Ongeveer één op de vijf organisaties krijgt jaarlijks te maken met een cyberincident. Deze incidenten komen niet uit de lucht vallen. Door detectie ontstaat er een duidelijk beeld van (mogelijke) aanvallen en dreigingen, waardoor je gepaste maatregelen kunt treffen. Detectie is het met technische middelen zichtbaar maken van gerichte (aanvallen), onbedoelde schadelijke activiteiten en verdacht gedrag om deze vroegtijdig te identificeren en mogelijk te stoppen.
Doelgroep: Chief Information Officers, Chief Information Security Officers en bestuurders
Achtergrond
Cyberincidenten zijn aan de orde van de dag en hebben meestal een grote impact op de bedrijfscontinuïteit of reputatie van de getroffen organisatie. Detectie maakt het mogelijk om een aanval tijdig te herkennen en daarop te reageren. Detectie is namelijk geen doel op zich maar opvolging wel.
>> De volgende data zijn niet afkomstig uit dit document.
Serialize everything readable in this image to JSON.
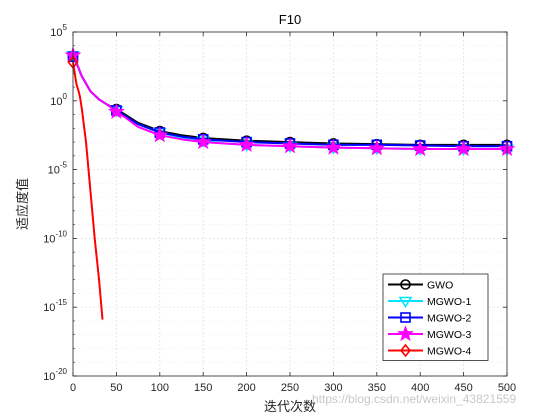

Cyberincidenten worden veelal veroorzaakt door kwaadwillende actoren, denk bijvoorbeeld aan opportunistische criminelen, (niet) kwaadwillende insiders of statelijke actoren die (gerichte) cyberaanvallen uitvoeren. Volgens de Lockheed Martin Cyber Kill Chain start een aanval met het in kaart brengen van de infrastructuur, componenten, data en mogelijke doelen (reconaissance). In de daaropvolgende fasen (weaponization, delivery, exploitation, installation) zal een aanvaller proberen in te breken op het netwerk. Daarbij stuurt de aanvaller bijvoorbeeld een gerichte phishingmail aan een medewerker met daaraan vast een exploit voor een kwetsbaarheid. Nadat de exploit is geslaagd, start communicatie met een zogenoemd Command & Control-systeem (C2) van de aanvaller. De aansturing via deze weg resulteert uiteindelijk in acties (“Actions”) zoals het ontvreemden van gevoelige documenten of het vastleggen van toetsaanslagen.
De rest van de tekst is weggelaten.